Immediately after packing up our table at the Dayton Hamvention, my buddies Eric (WD8RIF), Miles (KD8KNC), and I made the 30 minute journey to Bethany, Ohio, to visit the VOA Bethany museum.
Entering the transmitter control room.
Eric pointed out an article on the future of shortwave radio I published last year that the museum has posted in the hallway next to the control room (above). What an honor!
The antenna switching array behind the main building (following four photos).
WLW (700 kHz) 800′ tower in the distance (above).

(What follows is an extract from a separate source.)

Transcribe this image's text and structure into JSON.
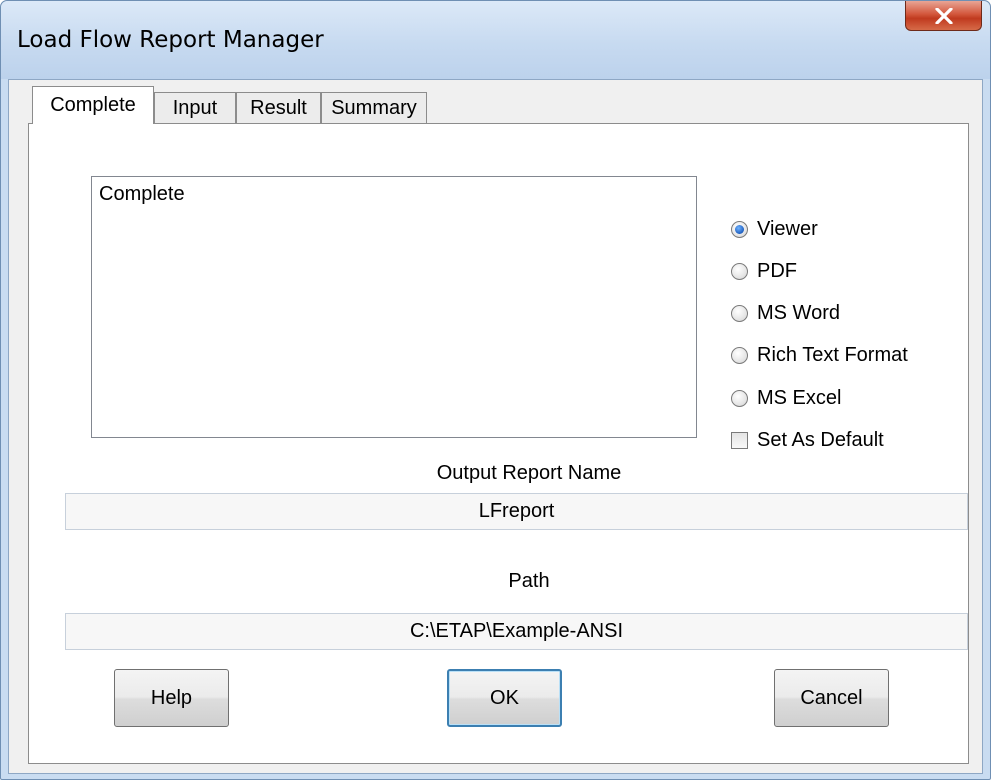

The satellite dish (above) was once used for VOA’s downlink/feed–now the West Chester Amateur Radio Association (WC8VOA) uses the dish for EME (Earth Moon Earth) contacts.
Our docent took us on a tour of two vaults filled with vintage radio equipment and then a museum devoted to the legacy of WLW. The item in the photo above is a corona ball from one of the original towers–notice the holes from lightning strikes.
Example of an early radio kit (above).
A rare Third Reich radio (above).
When Ohio-based R.L. Drake Company stopped manufacturing amateur radio equipment, samples of their full product line were donated to the museum.
The Museum is planning substantial renovations to restore the VOA Bethany Station and become a first class institution. During the restoration, the Museum is only open one day per month to the public: The third Saturday of each month from 1:00 PM – 4:00.